Para a articulação entre os centros de pesquisa e desenvolvimento e as empresas do setor industrial deve-se utilizar, basicamente, como instrumento técnico e gerencial o projeto de pesquisa e desenvolvimento, contratado com a empresa cliente, e, quando necessário, com a participação de empresas de engenharia de projetos, visando à utilização prática dos resultados das pesquisas. Tais centros serão estimulados a prestar serviços técnicos às empresas, sobretudo de pequeno e médio portes, tais como análise, ensaios, informação e documentação, bem como serviços de assistência técnica, visando ao equacionamento e solução de seus problemas relacionados com a produtividade e melhoria da qualidade e inovação tecnológica.
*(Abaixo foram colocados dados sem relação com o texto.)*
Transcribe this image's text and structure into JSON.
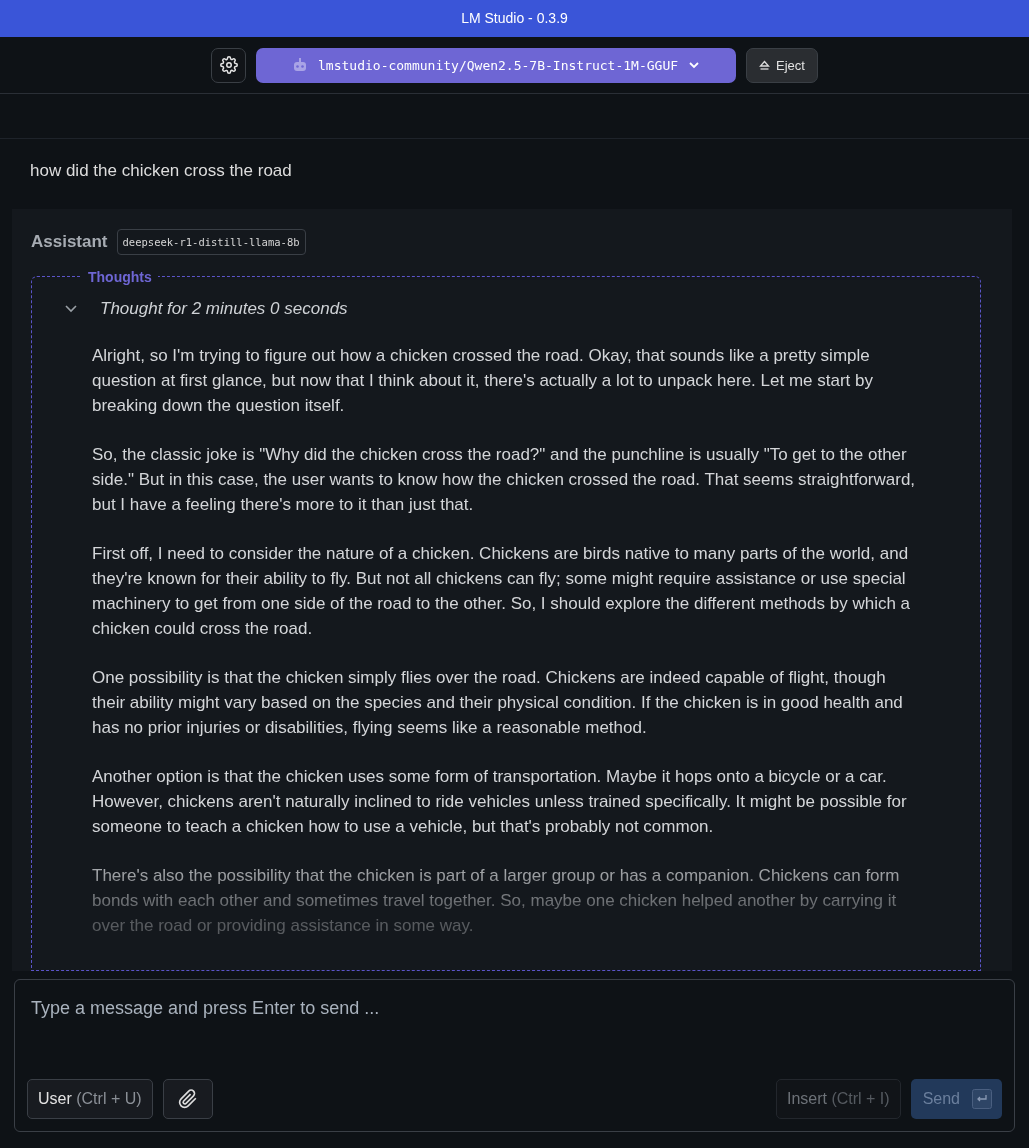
{
  "window": {
    "title": "LM Studio - 0.3.9"
  },
  "toolbar": {
    "model": "lmstudio-community/Qwen2.5-7B-Instruct-1M-GGUF",
    "eject": "Eject"
  },
  "user_message": "how did the chicken cross the road",
  "assistant": {
    "role": "Assistant",
    "model_tag": "deepseek-r1-distill-llama-8b",
    "thoughts": {
      "legend": "Thoughts",
      "summary": "Thought for 2 minutes 0 seconds",
      "expanded": true,
      "paragraphs": [
        "Alright, so I'm trying to figure out how a chicken crossed the road. Okay, that sounds like a pretty simple question at first glance, but now that I think about it, there's actually a lot to unpack here. Let me start by breaking down the question itself.",
        "So, the classic joke is \"Why did the chicken cross the road?\" and the punchline is usually \"To get to the other side.\" But in this case, the user wants to know how the chicken crossed the road. That seems straightforward, but I have a feeling there's more to it than just that.",
        "First off, I need to consider the nature of a chicken. Chickens are birds native to many parts of the world, and they're known for their ability to fly. But not all chickens can fly; some might require assistance or use special machinery to get from one side of the road to the other. So, I should explore the different methods by which a chicken could cross the road.",
        "One possibility is that the chicken simply flies over the road. Chickens are indeed capable of flight, though their ability might vary based on the species and their physical condition. If the chicken is in good health and has no prior injuries or disabilities, flying seems like a reasonable method.",
        "Another option is that the chicken uses some form of transportation. Maybe it hops onto a bicycle or a car. However, chickens aren't naturally inclined to ride vehicles unless trained specifically. It might be possible for someone to teach a chicken how to use a vehicle, but that's probably not common.",
        "There's also the possibility that the chicken is part of a larger group or has a companion. Chickens can form bonds with each other and sometimes travel together. So, maybe one chicken helped another by carrying it over the road or providing assistance in some way."
      ]
    }
  },
  "composer": {
    "placeholder": "Type a message and press Enter to send ...",
    "role_button": {
      "label": "User",
      "shortcut": "(Ctrl + U)"
    },
    "insert_button": {
      "label": "Insert",
      "shortcut": "(Ctrl + I)",
      "disabled": true
    },
    "send_button": {
      "label": "Send",
      "disabled": true
    }
  }
}
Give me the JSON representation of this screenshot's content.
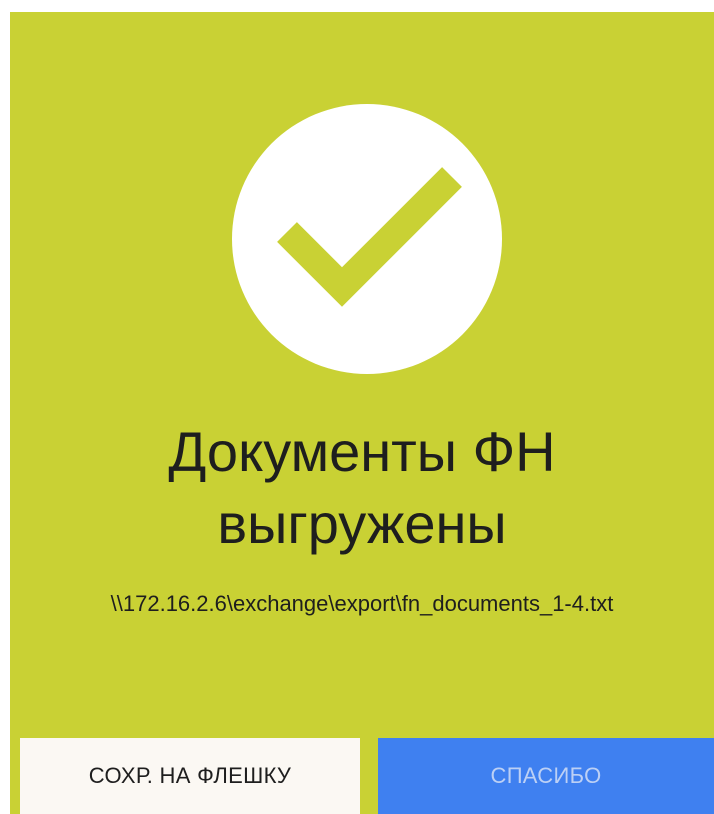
{
  "colors": {
    "background": "#c9d134",
    "check_circle": "#ffffff",
    "check_mark": "#c9d134",
    "text": "#1e1e1e",
    "secondary_button_bg": "#fbf8f3",
    "primary_button_bg": "#3f80f0",
    "primary_button_text": "#bcd0f5"
  },
  "status": {
    "icon": "checkmark-icon",
    "title_line1": "Документы ФН",
    "title_line2": "выгружены",
    "path": "\\\\172.16.2.6\\exchange\\export\\fn_documents_1-4.txt"
  },
  "actions": {
    "save_to_flash_label": "СОХР. НА ФЛЕШКУ",
    "thanks_label": "СПАСИБО"
  }
}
Os Centros poderão ainda ser utilizados como agentes técnicos do Governo, e depositários da tecnologia adquirida por órgãos governamentais devendo ser esta absorvida e difundida em empresas públicas ou privadas, na medida do possível articuladas com as universidades e as empresas nacionais de consultoria, de modo a fornecer ampla base de competência técnica ao esforço de desenvolvimento da empresa nacional.
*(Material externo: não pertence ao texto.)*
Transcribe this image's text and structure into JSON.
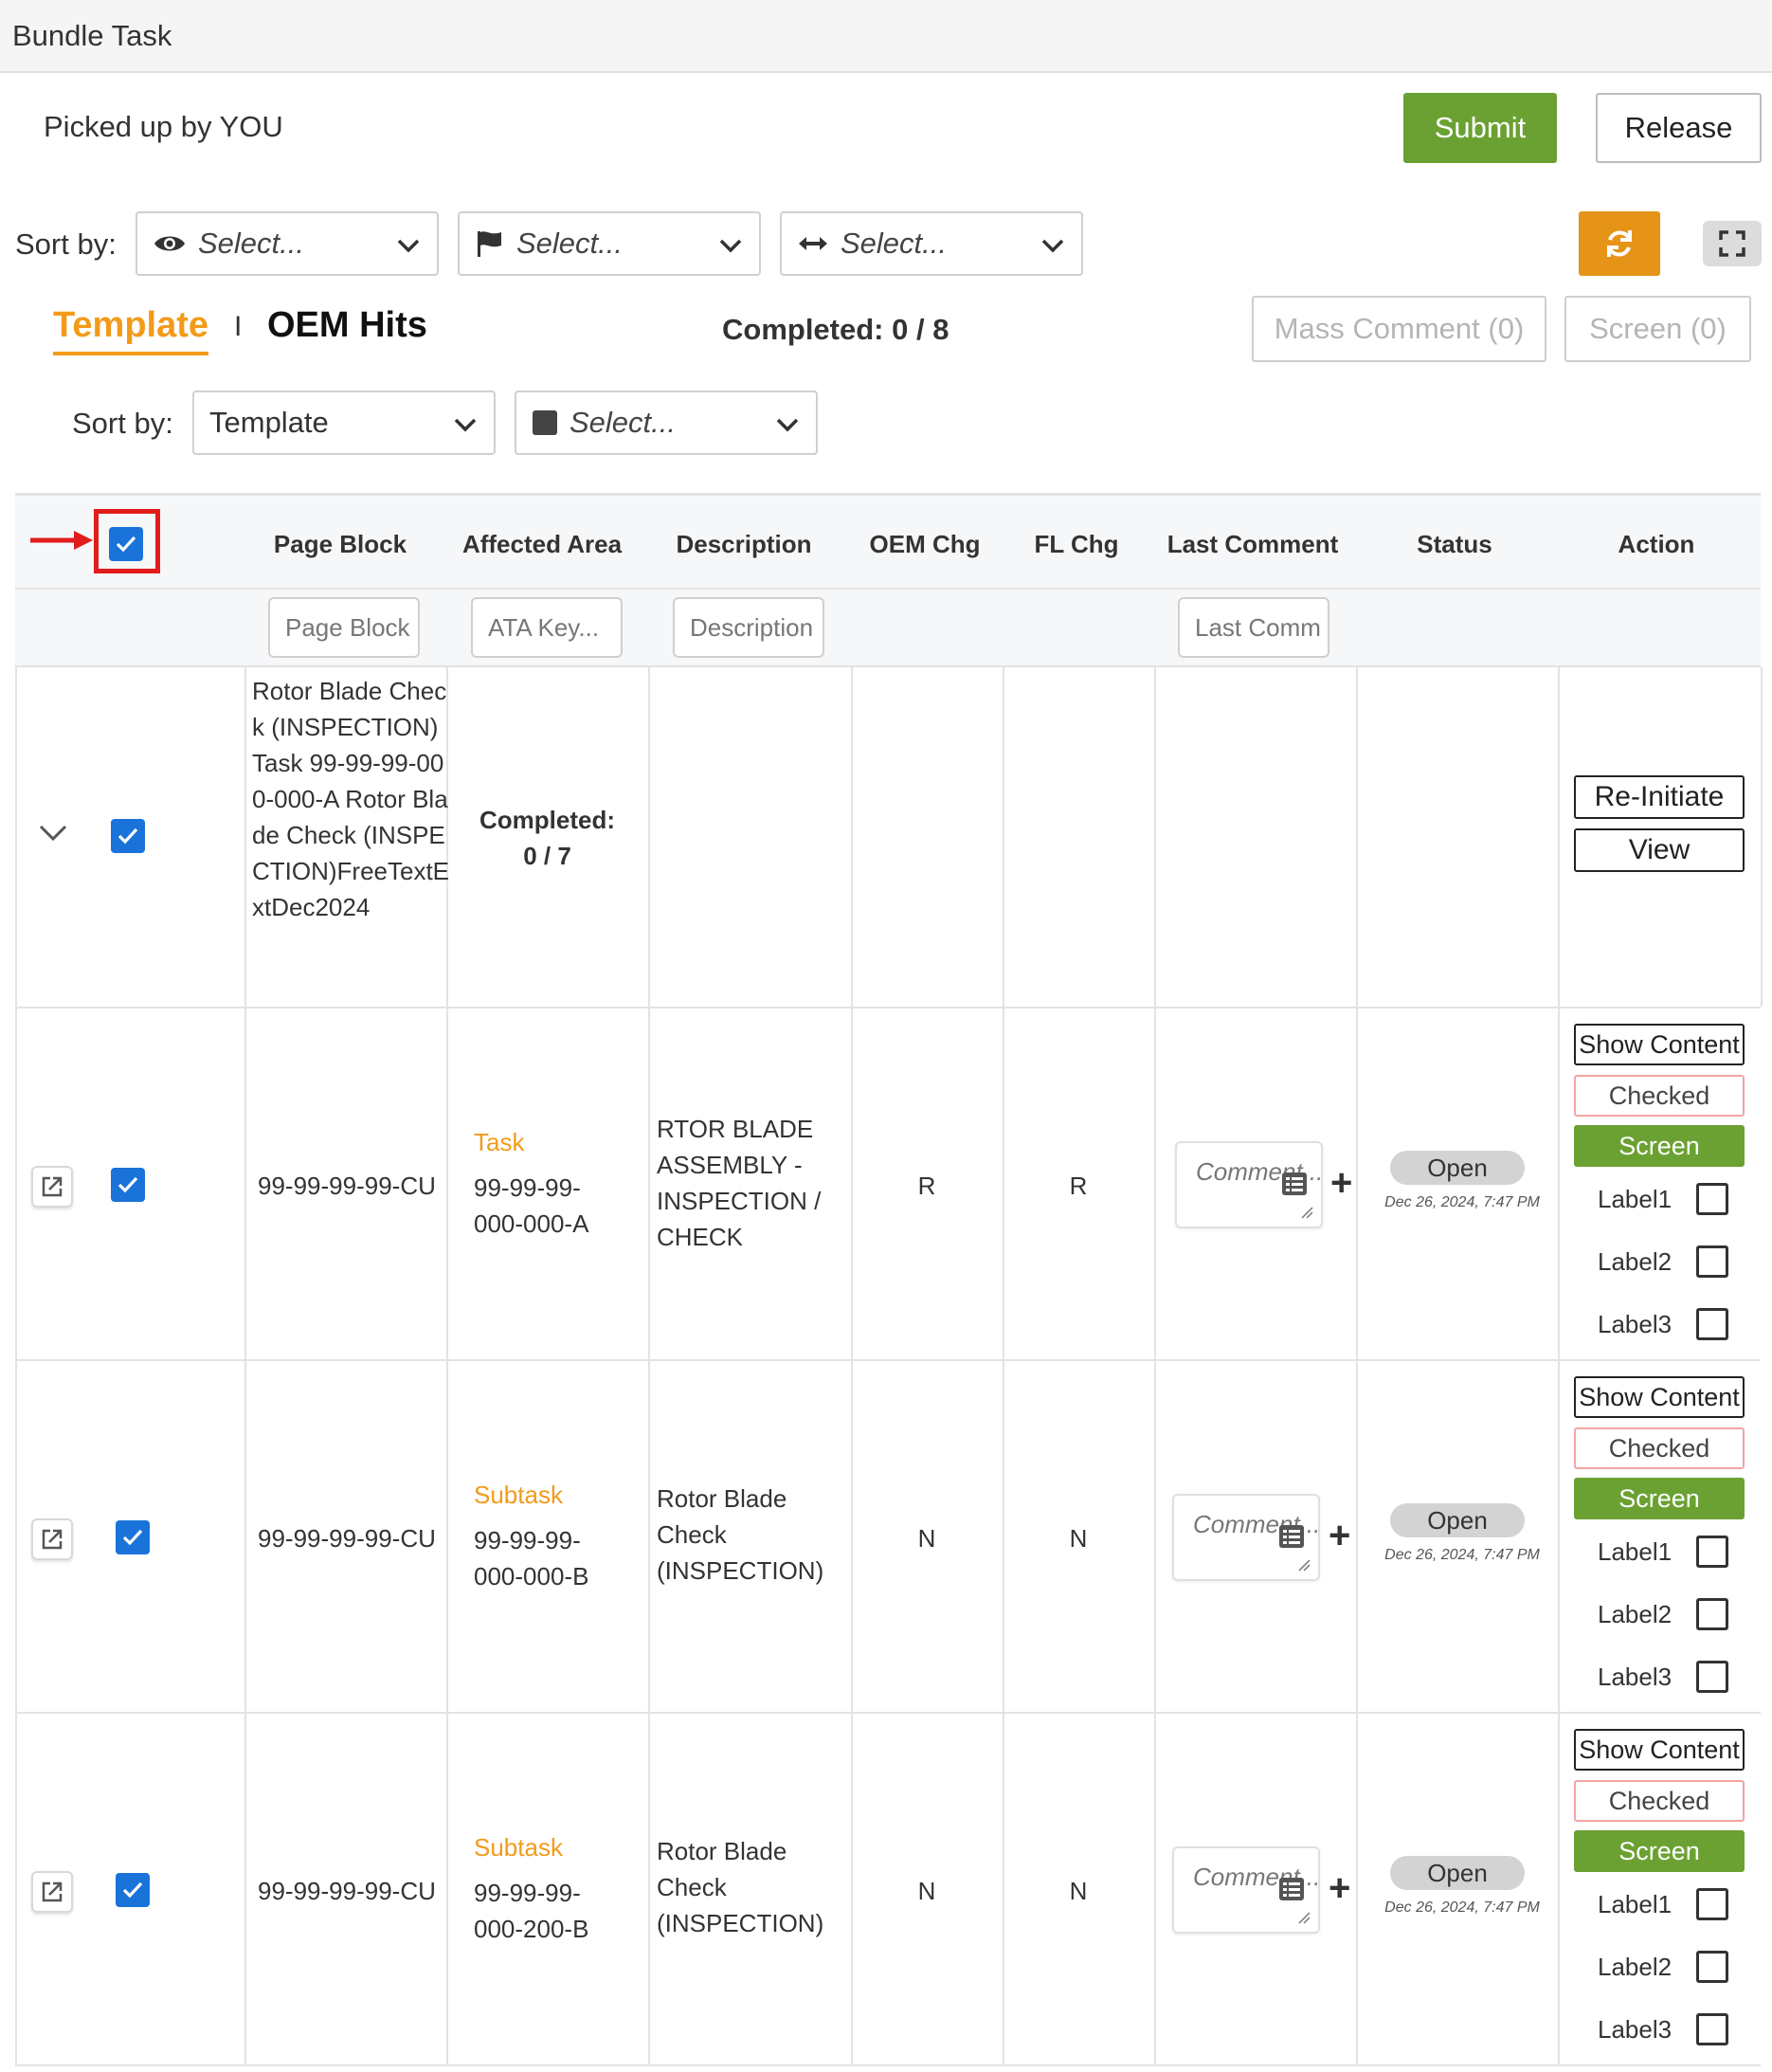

Os setores de instrumentação, informática e de componentes e materiais semicondutores recebem atenção especial por seu potencial como indutor de acréscimos na produtividade e qualidade em toda a indústria, e por sua importâcia estratégica para a segurança nacional. Leva-se em conta, também, que a tendência atual de aperfeiçoamento das técnicas de controle de processos industriais, viabilizado pelos processos em eletrônica e em instrumentação, contribuirá ainda para a economia de energia e para o aumento da produtividade. Em particular , os componentes e materiais semicondutores são destacados porque o domínio de sua tecnologia e sua produção no País, por empresas nacionais, são fundamentais para garantir o êxito dos esforços de desenvolvimento da eletrônica em suas aplicações estratégicas. Estes processos tendem a alterar profundamente o amplo espectro de atividades humanas, incluindo o ensino e a pesquisa, a assistência médica, os sistemas de transportes, as comunicações, o controle ambiental, e a agricultura, entre outros.

Os produtos nacionais, especialmente na instrumentação para processos industriais e em alguns outros segmentos dos setores anteriormente citados, ressentem-se da falta de tradição e da inexistência de instituições que avaliem seu desempenho e atestem sua qualidade. Ocorre, em conseqüência, generalizada preferência por equipamentos importados, que usualmente, além de menor preço, apresentam uma confiabilidade já estabelecida. São portanto cruciais à redução da dependência nessas áreas, algumas medidas para reforçar a infra-estrutura tecnológica - recursos humanos, normalização e metrologia - e a adoção sistemática de procedimentos ligados à garantia da qualidade dos produtos nacionais. Paralelamente, mecanismos de controle de importações contribuirão decisivamente para a eficácia das demais medidas adotadas.

Deverá ser dada ênfase à tecnologia agroindustrial, para armazenar e aproveitar os excedentes agrícolas e melhorar a qualidade dos produtos semi-processados ou industrializados, visando a aumentar os mercados interno e externo dos mesmos.

Pela sua importância atual e futura, por interessar diretamente à segurança nacional e por seu efeito reprodutivo, com a possibilidade de disseminação de novas tecnologias para outros campos, o setor da produção de material bélico será também apoiado.